Aber ich glaube, dass wir uns trotzdem von diesem Gefühl des Neuanfangs leiten lassen können und dass es in gewisser Hinsicht ein wichtiges Gefühl ist. Denn jetzt ist die Zeit, überhaupt zu erkennen, dass so etwas wie eine Möglichkeit, seinem Leben neue Impulse zu geben, besteht. Die Zeit, eine innere Offenheit für Anregungen zu finden, die wir sonst gerne als unmöglich abtun. Bestimmte Ideen und Gedanken heranreifen zu lassen, die vielleicht nicht sofort, aber später Früchte tragen werden.

Daniel Schreiber, Gedanken zum neuen Jahr, 1. Januar 2024

Das neueste Buch von Daniel Schreiber, „Die Zeit der Verluste“, hat mich in den Januar begleitet.

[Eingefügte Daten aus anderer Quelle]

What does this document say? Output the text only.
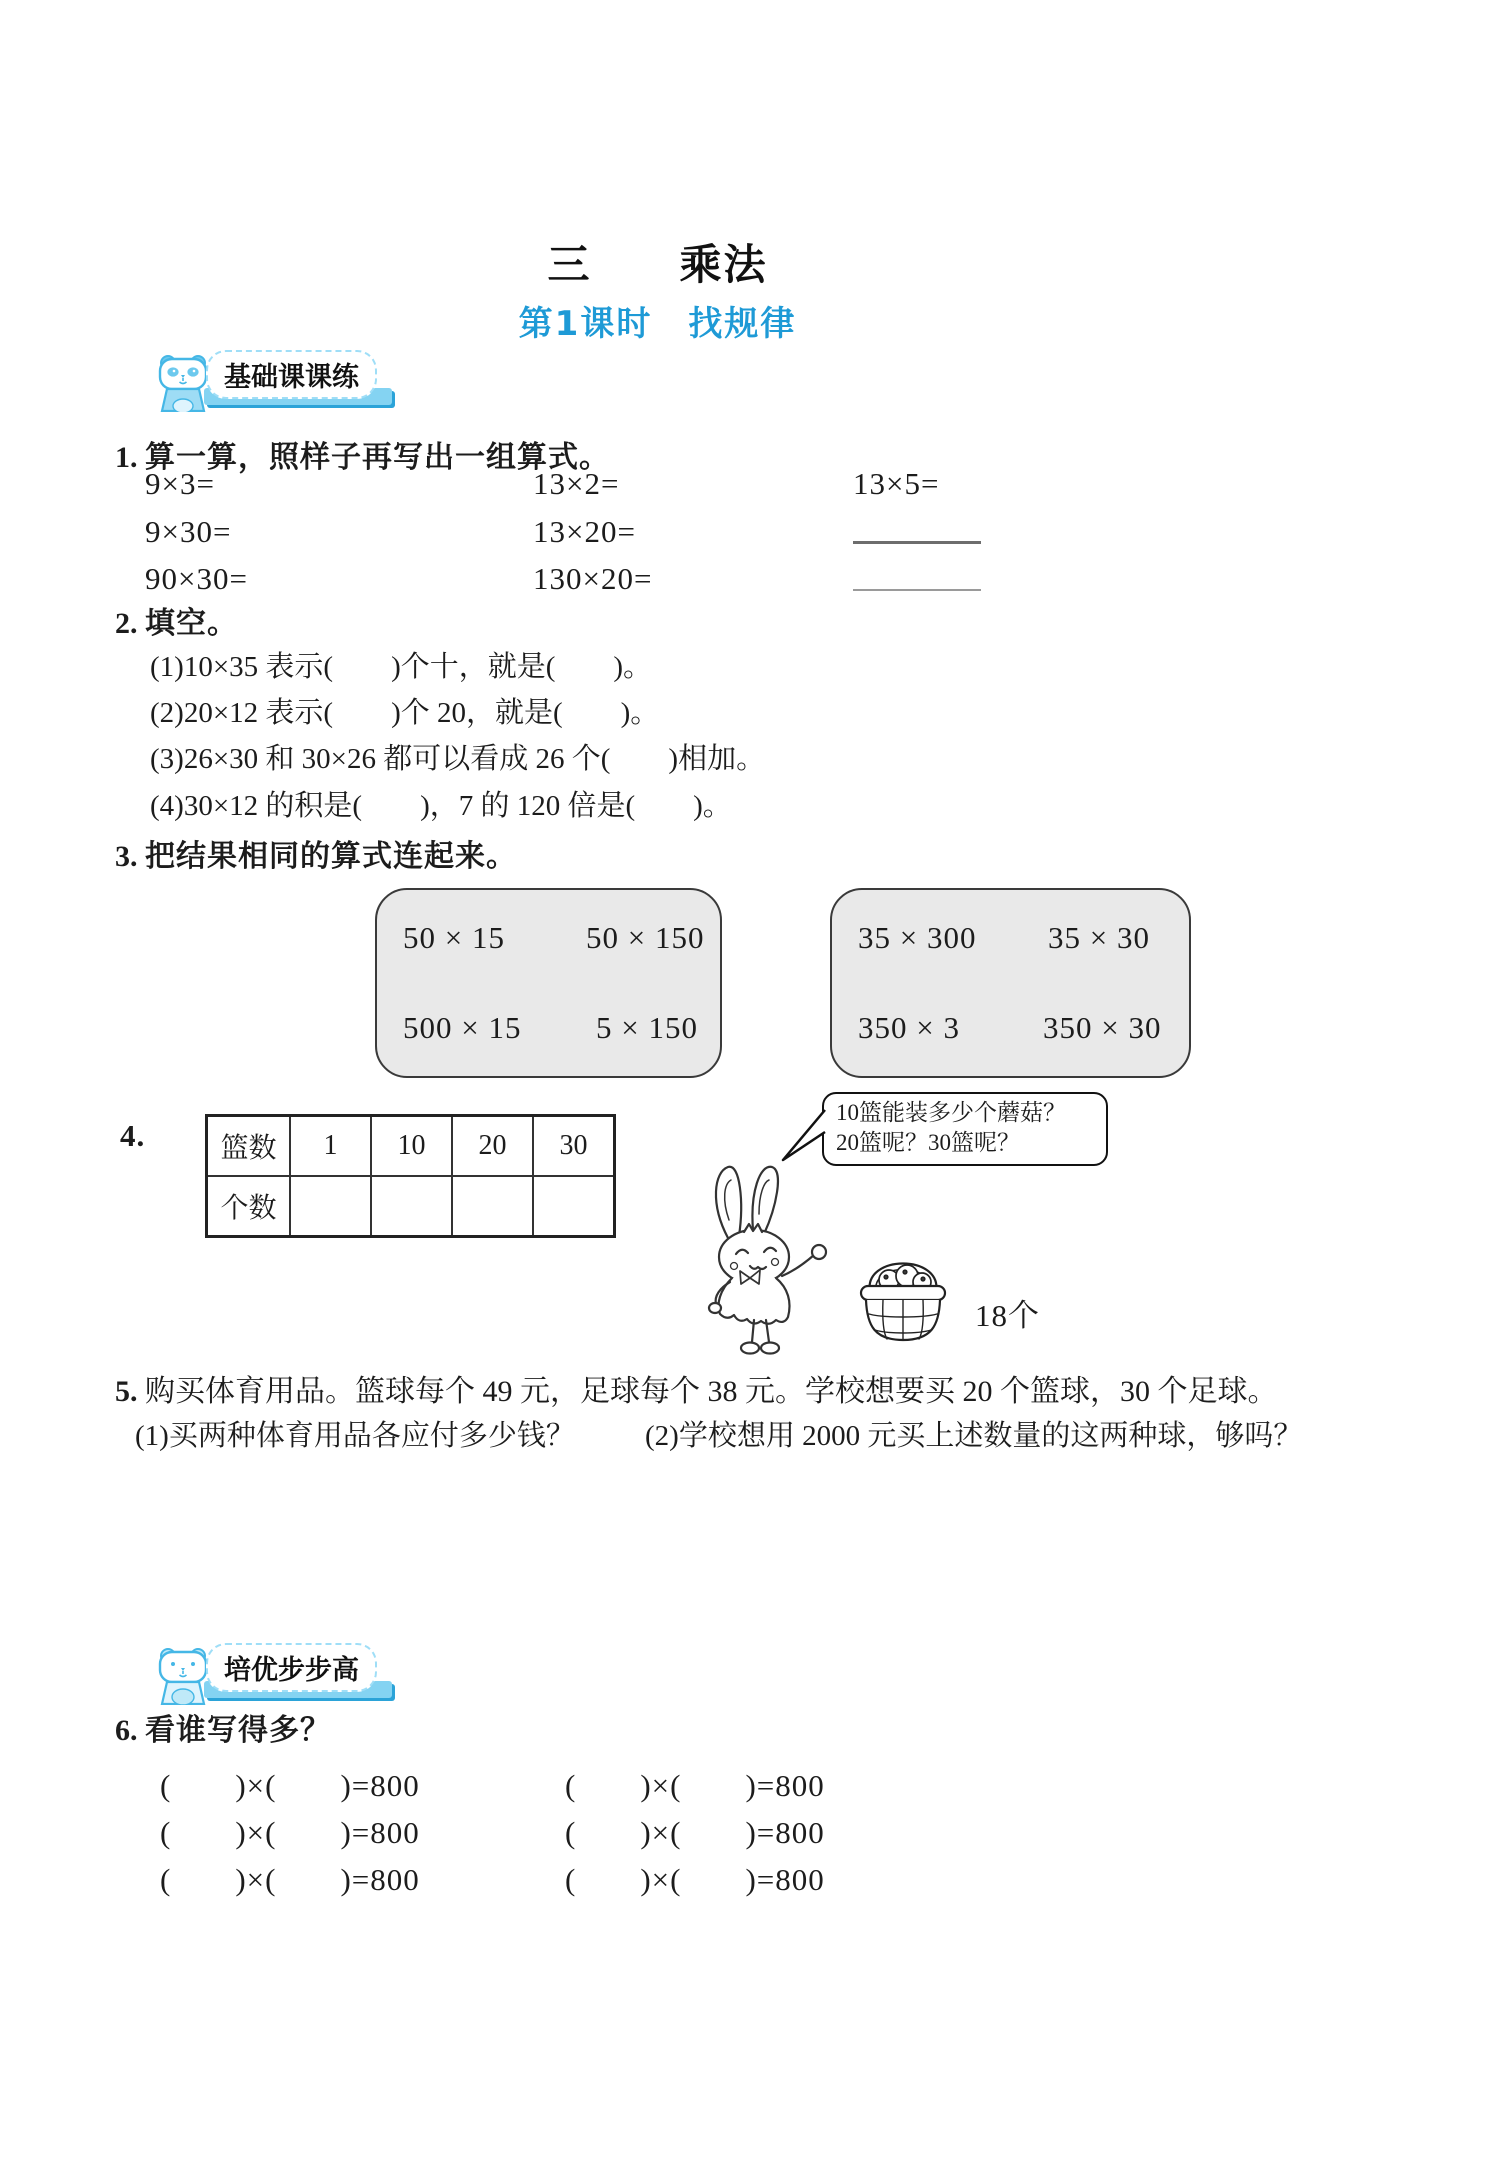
三　　乘法
第1课时　找规律
基础课课练
1. 算一算，照样子再写出一组算式。
9×3=	13×2=	13×5=
9×30=	13×20=
90×30=	130×20=
2. 填空。
(1)10×35 表示(　　)个十，就是(　　)。
(2)20×12 表示(　　)个 20，就是(　　)。
(3)26×30 和 30×26 都可以看成 26 个(　　)相加。
(4)30×12 的积是(　　)，7 的 120 倍是(　　)。
3. 把结果相同的算式连起来。
50 × 15	50 × 150
500 × 15 5 × 150
35 × 300 35 × 30
350 × 3	350 × 30
4.	篮数	1	10	20	30
个数				
10篮能装多少个蘑菇？
20篮呢？30篮呢？
18个
5. 购买体育用品。篮球每个 49 元，足球每个 38 元。学校想要买 20 个篮球，30 个足球。
(1)买两种体育用品各应付多少钱？ (2)学校想用 2000 元买上述数量的这两种球，够吗？
培优步步高
6. 看谁写得多？
(　　)×(　　)=800	(　　)×(　　)=800
(　　)×(　　)=800	(　　)×(　　)=800
(　　)×(　　)=800	(　　)×(　　)=800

Ausgehend von einem sehr großen persönlichen Verlust, dem Tod seines Vaters, hinterfragt er unsere Fähigkeit, zu trauern – privat wie gesellschaftlich. Er entwickelt die Gedanken während eines längeren Aufenthalts in Venedig. In der Stadt spiegeln sich nicht nur seine Überlegungen zur Trauer, sondern immer wieder ruft sie ihn ihm auch die Schönheit der Kunst, der ästhetischen Wahrnehmungen wach. Es scheint, als könnten diese für die Trauer öffnen. So wird erfahrbar, wie nah die intensiven Erfahrungen des Verlustes, der Schönheit und der Begegnungen mit Menschen beieinander liegen. 

Ich mag diese Mischung von persönlich motivierten, literarischen und allgemeinen, essayistischen Passagen und nehme mir vor, nun die Trilogie von David Schreiber endlich auch noch zu lesen („Nüchtern“, „Zuhause“ und „Allein“). Und ich erkenne mich wieder darin, in der persönlichen Trauer gleichzeitig auch zu erleben, dass wir gemeinsame Verluste zu bewältigen haben. Die Folgen des Klimawandels, die Kriege, die Schwächung der Demokratie. Der Austausch darüber, welche Gefühle all das auslöst, kann ein erster Schritt sein und uns darin zusammenbringen. So wie das Reden über die persönliche Trauer den Verlust erträglicher machen kann.

Winterbaden, Freundschaft und Wissenschaft

Seit letzten Jahr bin ich begeisterte Winterschwimmerin, eine Faszination, die ich in Hamburg mit hunderten anderen „Eisbademeisters“ teile. Inzwischen ist aus der Idee, ins kalte Wasser zu gehen und damit Hilfsbedürftige durch eine Spende zu unterstützen, eine recht große Bewegung entstanden – der NDR berichtet darüber in einer Radio-Reportage, und es gibt einen sehr schöne Episode des „Der Hamburger“- Podcast über die Gründer*innen der Eisbademeisters in Hamburg. Importiert haben die ersten Hamburger Eisbademeisters das Konzept aus Rostock. 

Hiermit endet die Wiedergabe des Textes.